CEC Theses and Dissertations

Date of Award


Document Type


Degree Name

Doctor of Philosophy in Information Systems (DISS)


Graduate School of Computer and Information Sciences


Laurie P. Dringus

Committee Member

Eric S Ackerman

Committee Member

Steven R Terrell


A critical factor of e-learning success is the e-learning readiness of the online user. However, there is a scarcity of studies on online instructors' e-learning readiness (E-Readiness) in an online learning environment. The purpose of this study was to evaluate whether there were correlations among online instructor E-Readiness dimensions and factors at the design and delivery stages that affect system outcomes. In this study, the DeLone and McLean model was used as a framework for research to test E-Readiness with the System Design stage (comprising System Quality, Information Quality, and Service Quality), System Delivery stage (comprising System Use, and User Satisfaction) and Net Benefits stage (comprising Net Benefits).
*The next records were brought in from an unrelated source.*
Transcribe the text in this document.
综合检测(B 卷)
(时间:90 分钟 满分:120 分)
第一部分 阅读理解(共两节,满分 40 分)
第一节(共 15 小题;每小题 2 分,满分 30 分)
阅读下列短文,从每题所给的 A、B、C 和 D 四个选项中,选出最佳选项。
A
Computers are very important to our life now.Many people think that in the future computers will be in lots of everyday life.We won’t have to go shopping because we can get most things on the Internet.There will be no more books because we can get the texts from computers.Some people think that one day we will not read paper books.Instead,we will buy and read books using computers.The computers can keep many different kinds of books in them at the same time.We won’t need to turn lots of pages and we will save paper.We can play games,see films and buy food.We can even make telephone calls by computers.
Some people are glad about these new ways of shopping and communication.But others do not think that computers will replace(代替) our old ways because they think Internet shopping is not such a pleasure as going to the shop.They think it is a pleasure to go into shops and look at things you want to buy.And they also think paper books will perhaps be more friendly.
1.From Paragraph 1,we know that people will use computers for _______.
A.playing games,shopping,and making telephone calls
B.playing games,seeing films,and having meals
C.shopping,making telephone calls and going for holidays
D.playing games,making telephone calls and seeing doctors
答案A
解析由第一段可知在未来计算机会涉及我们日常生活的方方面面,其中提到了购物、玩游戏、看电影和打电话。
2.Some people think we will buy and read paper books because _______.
A total of 113 online instructors at a Caribbean university system completed a Web-based questionnaire containing previously validated and adapted items. The questions were answered using a five-point Likert scale and the survey results were analyzed using aggregates and linear regression statistical methods. The results revealed that the e-learning systems success score of the university was 4.07 out of 5 or 81.4%, while the E-Readiness score of online instructors was 4.53 out of 5, or 90.6%. Linear regression analysis showed that E-Readiness was a significant and positive predictor of the System Design, System Delivery, and System Outcome stages and their associated dimensions. The results of multiple linear regression analysis showed that the constructs together accounted for 42.2% of the variance in Net Benefits. Of the six predictors in the model, User Satisfaction provided the largest unique contribution when the other predictors in the model were held constant. The other predictors in the model (System Quality, Service Quality, Information Quality, System Use and E-Readiness) were not statistically significant and provided no significant or unique contribution to Net Benefits. Further information is provided regarding factors affecting net benefits among online instructors using online learning environments. This information can be used to address online instructors' barriers to technology use.